Treasurer Joe Hockey is appealing to all Australians to do their bit to get the budget back into shape and lay the foundations for a better future.
“If we all contribute now,” he began four consecutive sentences in his speech.
And the revenue projections in the budget show a big part of the repair jobs will be done by lifting revenue.
In this financial year, total revenue will be $363.50 billion, or 23 per cent of gross domestic product.
By 2017/18, which is as far as the forward estimates in the budget go, revenue will have built up to $467.99 billion, or 24.9 per cent of GDP.
But a close look at the projections show the contributions asked for by Mr Hockey fall squarely on households, even aside from cutbacks flagged for family tax benefits, pensions, unemployment benefits, public sector jobs and the like affecting government spending.
Here are some figures.
In 2013/14, company tax, resource rent taxes and the carbon tax are estimated to add up to $76.75 billion, or 4.8 per cent of GDP.

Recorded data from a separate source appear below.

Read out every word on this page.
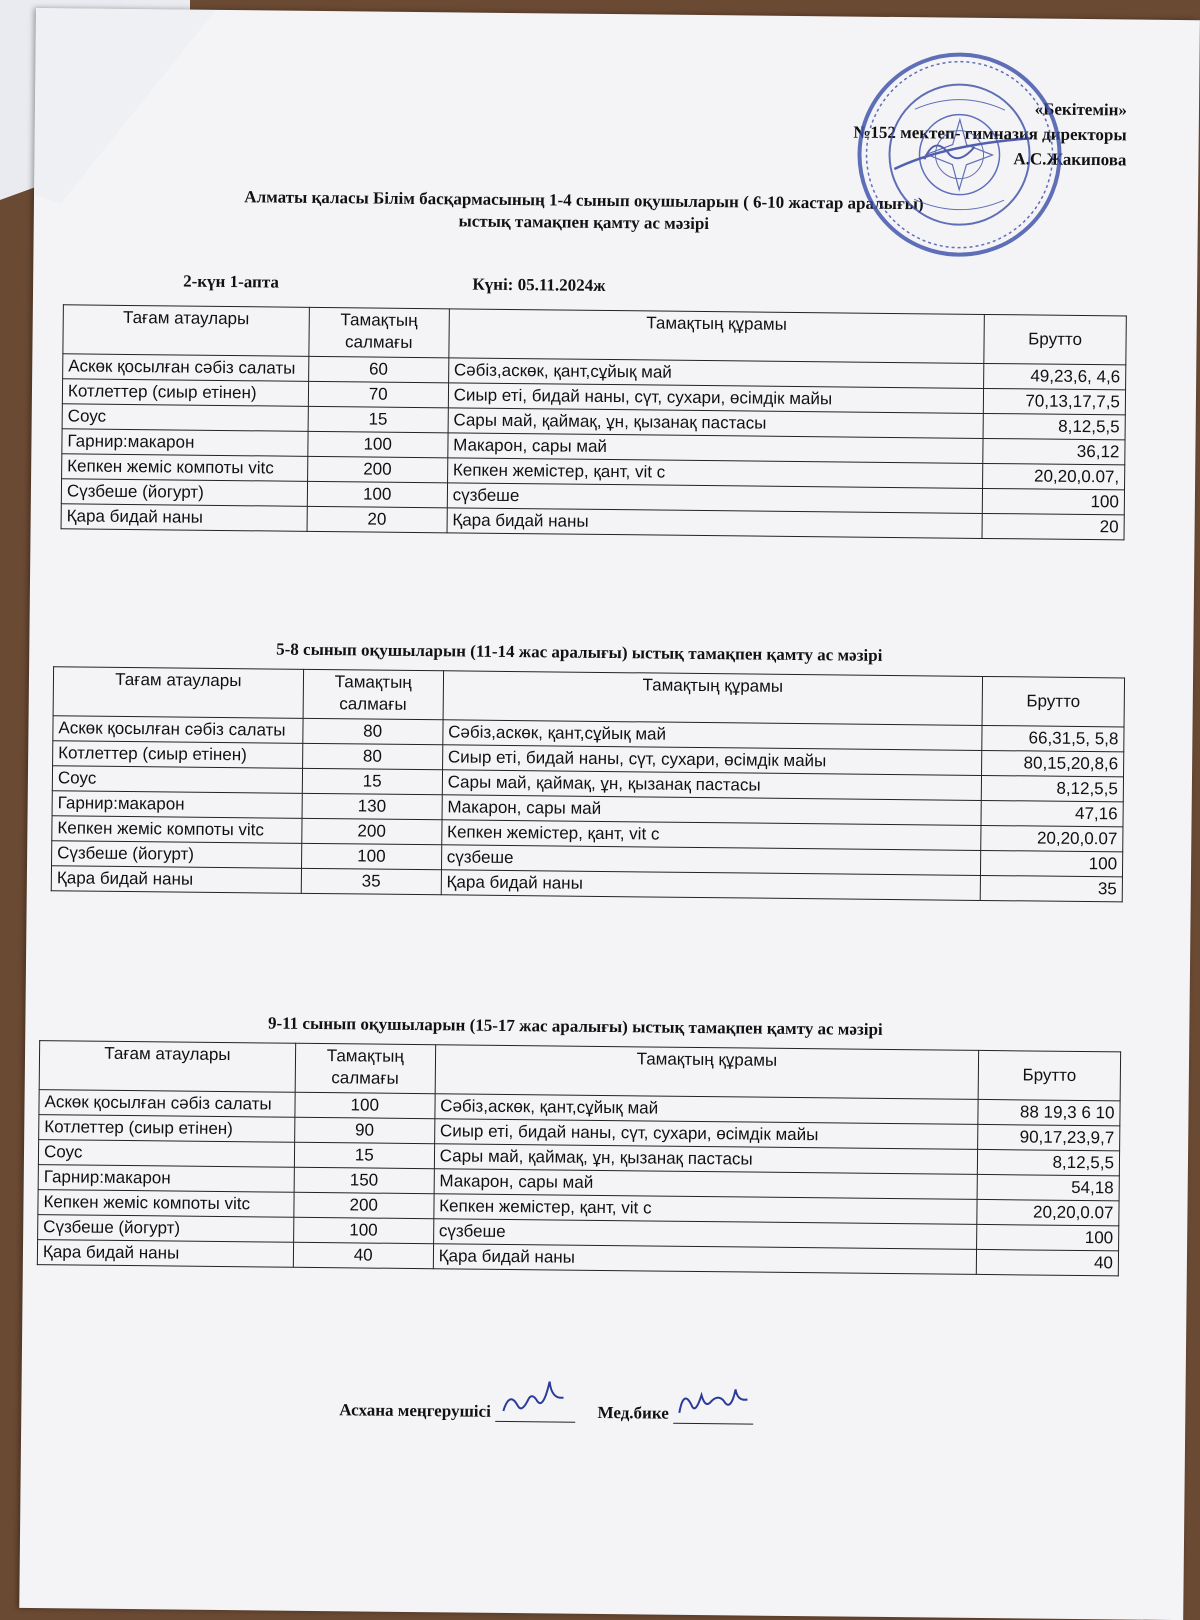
«Бекітемін»
№152 мектеп- гимназия директоры
А.С.Жакипова
Алматы қаласы Білім басқармасының 1-4 сынып оқушыларын ( 6-10 жастар аралығы)
ыстық тамақпен қамту ас мәзірі
2-күн 1-апта	Күні: 05.11.2024ж
Тағам атаулары	Тамақтың салмағы	Тамақтың құрамы	Брутто
Аскөк қосылған сәбіз салаты	60	Сәбіз,аскөк, қант,сұйық май	49,23,6, 4,6
Котлеттер (сиыр етінен)	70	Сиыр еті, бидай наны, сүт, сухари, өсімдік майы	70,13,17,7,5
Соус	15	Сары май, қаймақ, ұн, қызанақ пастасы	8,12,5,5
Гарнир:макарон	100	Макарон, сары май	36,12
Кепкен жеміс компоты vitc	200	Кепкен жемістер, қант, vit c	20,20,0.07,
Сүзбеше (йогурт)	100	сүзбеше	100
Қара бидай наны	20	Қара бидай наны	20
5-8 сынып оқушыларын (11-14 жас аралығы) ыстық тамақпен қамту ас мәзірі
Тағам атаулары	Тамақтың салмағы	Тамақтың құрамы	Брутто
Аскөк қосылған сәбіз салаты	80	Сәбіз,аскөк, қант,сұйық май	66,31,5, 5,8
Котлеттер (сиыр етінен)	80	Сиыр еті, бидай наны, сүт, сухари, өсімдік майы	80,15,20,8,6
Соус	15	Сары май, қаймақ, ұн, қызанақ пастасы	8,12,5,5
Гарнир:макарон	130	Макарон, сары май	47,16
Кепкен жеміс компоты vitc	200	Кепкен жемістер, қант, vit c	20,20,0.07
Сүзбеше (йогурт)	100	сүзбеше	100
Қара бидай наны	35	Қара бидай наны	35
9-11 сынып оқушыларын (15-17 жас аралығы) ыстық тамақпен қамту ас мәзірі
Тағам атаулары	Тамақтың салмағы	Тамақтың құрамы	Брутто
Аскөк қосылған сәбіз салаты	100	Сәбіз,аскөк, қант,сұйық май	88 19,3 6 10
Котлеттер (сиыр етінен)	90	Сиыр еті, бидай наны, сүт, сухари, өсімдік майы	90,17,23,9,7
Соус	15	Сары май, қаймақ, ұн, қызанақ пастасы	8,12,5,5
Гарнир:макарон	150	Макарон, сары май	54,18
Кепкен жеміс компоты vitc	200	Кепкен жемістер, қант, vit c	20,20,0.07
Сүзбеше (йогурт)	100	сүзбеше	100
Қара бидай наны	40	Қара бидай наны	40
Асхана меңгерушісі	Мед.бике
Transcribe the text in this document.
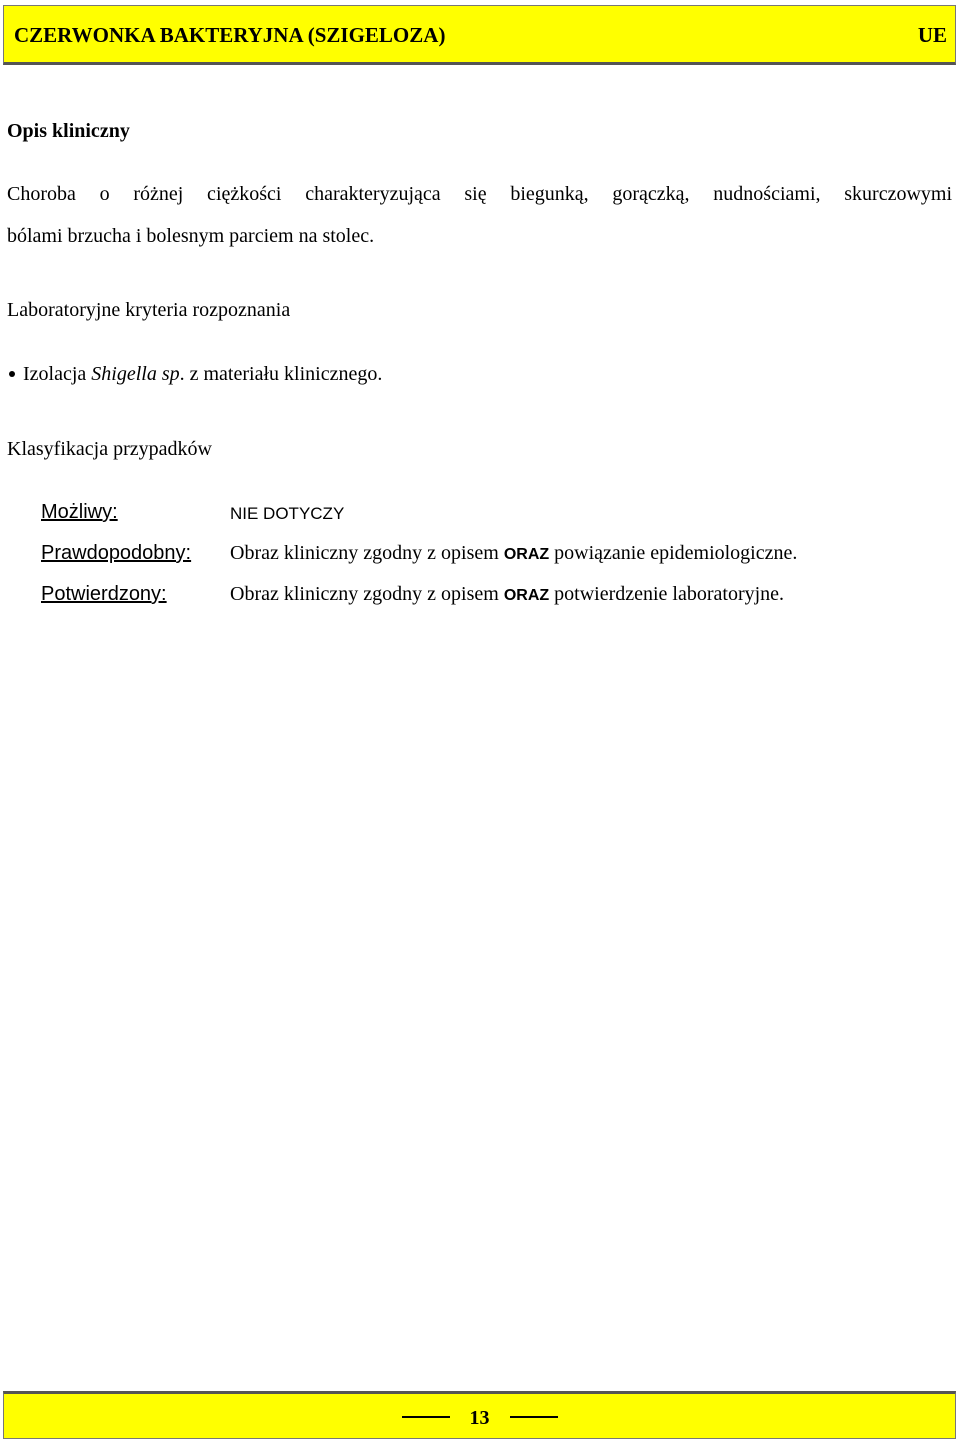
CZERWONKA BAKTERYJNA (SZIGELOZA)	UE
Opis kliniczny
Choroba o różnej ciężkości charakteryzująca się biegunką, gorączką, nudnościami, skurczowymi
bólami brzucha i bolesnym parciem na stolec.
Laboratoryjne kryteria rozpoznania
Izolacja Shigella sp. z materiału klinicznego.
Klasyfikacja przypadków
Możliwy:	NIE DOTYCZY
Prawdopodobny: Obraz kliniczny zgodny z opisem ORAZ powiązanie epidemiologiczne.
Potwierdzony:	Obraz kliniczny zgodny z opisem ORAZ potwierdzenie laboratoryjne.
13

Four years later that tax take will have swollen to $86.6 billion.
But the economy will have swollen too.
Helped by the proposed abolition of the carbon and mining taxes, as well as the tax benefits of the depreciation allowances from the mining investment boom, those taxes on companies will amount to only 4.6 per cent of GDP.
That’s less than at present.
At the same time, taxes on individuals, plus fringe benefits tax (which amounts to the same thing), and taxes on the superannuation accounts of workers saving for their retirement, now add up to $174.42 billion, or 11 per cent of GDP.
But by 2017/18, those taxes will be reaping $240.61 billion, amounting to 12.8 per cent of GDP.